The Maldive del Salento
Making several stops along the coast to see if we could find a non-windy beach, our luck finally changed when we reached the ‘Maldive del Salento‘ located near the town of Pescoluse. While driving along the SP91, there is a large sign (though blending in with the multitude of other signs and we almost missed it) indicating the entrance to the beach. There’s a ticket booth to pay for parking at the entrance to the carpark, though it was unmanned during our early October visit, so no fee was required and the parking lot was close to empty. While the beach is set up to host beach clubs along most of the beach in summer, there were only a few family groups on the day we arrived and only one bar was open. There were showers and changing rooms available for a small fee.
Compared to the very windy beach at Torre San Giovanni, this beach was blissfuly calm and made for relaxing and easy swimming in crystal clear waters. The weather was a lovely 25 degrees during our visit.
While I’ve read mixed reviews of the beach during peak season, I found this to be the best beach of the trip. The sand was very soft, the water crystal clear, the beach clean and the lack of waves made floating in the sea a dream.
Santa Maria di Leuca
Our last stop for the day was the town located at the very bottom of the heel. Though a picturesque town at sea level, the highlight was the walk up to the top of the hill for the views looking dow to the town below. Ok maybe not the actual walk up and its 300 steps, but the sunset views from the top!
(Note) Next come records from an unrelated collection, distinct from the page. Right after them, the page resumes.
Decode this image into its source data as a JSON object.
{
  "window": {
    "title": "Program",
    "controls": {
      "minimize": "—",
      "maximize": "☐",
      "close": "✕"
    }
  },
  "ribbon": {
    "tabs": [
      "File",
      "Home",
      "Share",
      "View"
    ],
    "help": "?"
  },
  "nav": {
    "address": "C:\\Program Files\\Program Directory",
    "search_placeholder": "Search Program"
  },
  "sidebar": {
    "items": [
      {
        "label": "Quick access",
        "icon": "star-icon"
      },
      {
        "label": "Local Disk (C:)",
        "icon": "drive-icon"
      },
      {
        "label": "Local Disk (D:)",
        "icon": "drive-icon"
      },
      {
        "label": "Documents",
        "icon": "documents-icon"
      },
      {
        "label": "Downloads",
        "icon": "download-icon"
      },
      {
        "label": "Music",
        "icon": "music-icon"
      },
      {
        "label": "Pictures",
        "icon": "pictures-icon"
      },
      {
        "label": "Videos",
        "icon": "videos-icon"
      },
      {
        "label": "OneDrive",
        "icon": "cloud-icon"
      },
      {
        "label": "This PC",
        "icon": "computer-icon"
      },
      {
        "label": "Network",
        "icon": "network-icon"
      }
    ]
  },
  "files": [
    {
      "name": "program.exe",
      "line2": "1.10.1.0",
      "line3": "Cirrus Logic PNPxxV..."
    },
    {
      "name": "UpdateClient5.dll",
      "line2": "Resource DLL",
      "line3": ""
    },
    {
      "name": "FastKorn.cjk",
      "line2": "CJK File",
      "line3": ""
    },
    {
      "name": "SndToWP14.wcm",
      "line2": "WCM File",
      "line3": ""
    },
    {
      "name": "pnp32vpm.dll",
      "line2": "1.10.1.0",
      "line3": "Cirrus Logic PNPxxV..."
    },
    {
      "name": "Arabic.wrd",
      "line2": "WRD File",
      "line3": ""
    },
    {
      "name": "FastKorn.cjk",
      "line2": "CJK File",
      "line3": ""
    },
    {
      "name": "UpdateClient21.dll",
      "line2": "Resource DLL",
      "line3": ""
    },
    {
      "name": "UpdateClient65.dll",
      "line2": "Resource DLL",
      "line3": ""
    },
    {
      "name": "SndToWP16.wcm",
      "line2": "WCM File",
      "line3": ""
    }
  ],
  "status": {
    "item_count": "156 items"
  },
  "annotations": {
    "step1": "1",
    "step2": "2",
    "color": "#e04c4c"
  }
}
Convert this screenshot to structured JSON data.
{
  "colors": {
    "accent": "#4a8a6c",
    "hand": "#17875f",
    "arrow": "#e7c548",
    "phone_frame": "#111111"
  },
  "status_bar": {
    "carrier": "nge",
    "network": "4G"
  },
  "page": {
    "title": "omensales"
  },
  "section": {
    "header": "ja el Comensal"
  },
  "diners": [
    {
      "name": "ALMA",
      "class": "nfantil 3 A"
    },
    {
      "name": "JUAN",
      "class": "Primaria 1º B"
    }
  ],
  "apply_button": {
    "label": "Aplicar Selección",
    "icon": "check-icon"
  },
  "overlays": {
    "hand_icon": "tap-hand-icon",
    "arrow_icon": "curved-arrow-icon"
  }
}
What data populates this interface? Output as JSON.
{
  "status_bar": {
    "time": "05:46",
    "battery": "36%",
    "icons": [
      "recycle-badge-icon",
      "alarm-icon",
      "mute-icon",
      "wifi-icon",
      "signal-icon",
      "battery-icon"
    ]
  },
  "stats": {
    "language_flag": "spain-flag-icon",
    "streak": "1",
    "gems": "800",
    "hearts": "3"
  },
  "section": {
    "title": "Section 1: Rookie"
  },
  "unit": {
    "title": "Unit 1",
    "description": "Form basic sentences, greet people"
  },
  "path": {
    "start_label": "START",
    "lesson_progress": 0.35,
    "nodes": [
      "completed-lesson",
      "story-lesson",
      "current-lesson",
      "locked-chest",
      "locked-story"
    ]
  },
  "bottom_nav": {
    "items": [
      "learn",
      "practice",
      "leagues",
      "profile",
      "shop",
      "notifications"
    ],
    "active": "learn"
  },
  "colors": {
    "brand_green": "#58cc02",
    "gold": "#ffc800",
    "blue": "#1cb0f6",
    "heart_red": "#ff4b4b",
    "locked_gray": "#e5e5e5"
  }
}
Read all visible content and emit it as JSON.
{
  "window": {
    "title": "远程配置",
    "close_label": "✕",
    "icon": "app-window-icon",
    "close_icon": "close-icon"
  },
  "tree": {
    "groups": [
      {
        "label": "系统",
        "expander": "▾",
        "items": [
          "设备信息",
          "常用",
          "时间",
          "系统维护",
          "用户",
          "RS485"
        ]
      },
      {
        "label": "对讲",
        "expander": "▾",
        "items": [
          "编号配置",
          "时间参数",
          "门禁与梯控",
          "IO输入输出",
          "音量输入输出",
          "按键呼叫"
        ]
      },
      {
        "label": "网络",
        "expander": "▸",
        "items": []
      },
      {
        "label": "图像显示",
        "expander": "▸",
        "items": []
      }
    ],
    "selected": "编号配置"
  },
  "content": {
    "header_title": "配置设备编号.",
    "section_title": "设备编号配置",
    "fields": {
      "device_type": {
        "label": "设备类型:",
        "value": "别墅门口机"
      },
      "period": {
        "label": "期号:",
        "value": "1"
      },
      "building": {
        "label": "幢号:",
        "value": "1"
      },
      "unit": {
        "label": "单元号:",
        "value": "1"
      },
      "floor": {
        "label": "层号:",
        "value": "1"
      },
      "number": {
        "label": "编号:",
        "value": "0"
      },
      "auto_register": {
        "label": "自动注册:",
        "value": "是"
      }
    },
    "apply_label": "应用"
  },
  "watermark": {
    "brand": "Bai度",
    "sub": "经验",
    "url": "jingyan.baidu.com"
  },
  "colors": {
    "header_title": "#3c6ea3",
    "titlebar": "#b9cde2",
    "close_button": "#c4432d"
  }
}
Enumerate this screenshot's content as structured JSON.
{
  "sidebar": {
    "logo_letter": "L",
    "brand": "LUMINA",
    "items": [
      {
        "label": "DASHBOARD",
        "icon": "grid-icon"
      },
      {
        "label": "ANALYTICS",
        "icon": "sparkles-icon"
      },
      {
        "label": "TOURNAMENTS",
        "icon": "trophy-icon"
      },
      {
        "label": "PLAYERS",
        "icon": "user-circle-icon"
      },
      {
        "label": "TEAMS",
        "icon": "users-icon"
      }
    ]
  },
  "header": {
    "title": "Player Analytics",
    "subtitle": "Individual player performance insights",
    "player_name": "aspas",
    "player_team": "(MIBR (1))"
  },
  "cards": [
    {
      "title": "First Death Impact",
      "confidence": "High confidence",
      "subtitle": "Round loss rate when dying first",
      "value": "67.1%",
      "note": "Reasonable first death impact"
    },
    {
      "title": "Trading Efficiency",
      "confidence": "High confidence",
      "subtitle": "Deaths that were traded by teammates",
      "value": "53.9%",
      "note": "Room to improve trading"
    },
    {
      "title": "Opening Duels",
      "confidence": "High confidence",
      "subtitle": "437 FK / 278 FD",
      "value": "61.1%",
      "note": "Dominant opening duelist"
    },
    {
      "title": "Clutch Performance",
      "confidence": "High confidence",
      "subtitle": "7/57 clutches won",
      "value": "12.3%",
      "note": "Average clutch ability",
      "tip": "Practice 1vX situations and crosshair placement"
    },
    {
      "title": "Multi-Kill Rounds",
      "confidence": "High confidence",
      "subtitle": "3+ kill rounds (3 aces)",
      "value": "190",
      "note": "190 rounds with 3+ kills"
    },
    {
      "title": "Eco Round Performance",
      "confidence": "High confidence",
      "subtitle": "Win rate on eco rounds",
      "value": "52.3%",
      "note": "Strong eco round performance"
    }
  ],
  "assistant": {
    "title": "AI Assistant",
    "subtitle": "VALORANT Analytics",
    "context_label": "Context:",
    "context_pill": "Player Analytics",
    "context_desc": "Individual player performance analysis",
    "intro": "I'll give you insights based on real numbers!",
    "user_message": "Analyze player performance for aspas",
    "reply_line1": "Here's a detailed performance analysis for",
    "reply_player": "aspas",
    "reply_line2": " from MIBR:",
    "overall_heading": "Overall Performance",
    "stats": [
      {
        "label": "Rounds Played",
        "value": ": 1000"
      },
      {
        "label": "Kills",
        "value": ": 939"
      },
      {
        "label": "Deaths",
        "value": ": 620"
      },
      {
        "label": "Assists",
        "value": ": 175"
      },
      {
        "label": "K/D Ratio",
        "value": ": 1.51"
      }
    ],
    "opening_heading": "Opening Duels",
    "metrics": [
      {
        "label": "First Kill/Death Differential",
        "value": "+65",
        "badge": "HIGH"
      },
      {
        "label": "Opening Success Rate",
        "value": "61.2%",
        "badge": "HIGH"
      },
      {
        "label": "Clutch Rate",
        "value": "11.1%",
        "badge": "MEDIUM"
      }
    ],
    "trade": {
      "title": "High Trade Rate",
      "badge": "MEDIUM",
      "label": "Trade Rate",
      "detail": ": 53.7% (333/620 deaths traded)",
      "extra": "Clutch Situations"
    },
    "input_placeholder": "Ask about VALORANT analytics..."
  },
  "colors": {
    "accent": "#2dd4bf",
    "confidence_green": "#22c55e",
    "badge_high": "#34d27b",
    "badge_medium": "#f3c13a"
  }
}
The staircase runs along both sides of a waterfall that flows a few times a year in between the steps, marking the end of the Puglian aqueduct. Besides the amazing views and the engineering feats, this is where you’ll find the still functioning 47m tall lighthouse, watching over the town and the sea beyond.
The scenic drive along the coast
The drive along the west coast was exceptionally easy, given the lack of other cars and the easy to follow signage. Most of the towns we drove through were empty, or close to it, with the large majority of accommodation closed for winter. Navigating was easy as well, as we followed the signs south to Santa Maria di Leuca. The only mildly difficult part of the drive was the main street through Gallipoli during ‘rush hour’, especially where two roads merged and there seemed to be no logic to which car had the right of way!
While the driving south during the day was easy, we decided to drive back to Otranto through the ‘main’ road that runs from Santa Maria di Leuca to Lecce. Although on the map the road (SS275) appears to be a major road, it passed through countless towns which made for a more stressful and (very) slow drive. Leaving Santa Maria di Leuca at sunset meant that part of the drive to Maglie and onward to Otranto was in the dark, with the lack of lighting along the road and the traffic getting heavier as we ventured north, making for some stressful driving. I was very happy to finally park the car at the end of the drive!
The East coast or the West coast?
After spending an afternoon soaking up the white sandy beaches of the Ionian sea, I’m torn between which ‘coast’ I enjoyed more. The west coast’s long strips of white beaches, holiday towns and gorgeous scenery while driving down large stretches of the coast serves up some stiff competition for the rocky, and pretty spectacular views along the east coast. If you’re trying to decide between the two, have a look at both of my blog posts and see which one you would prefer.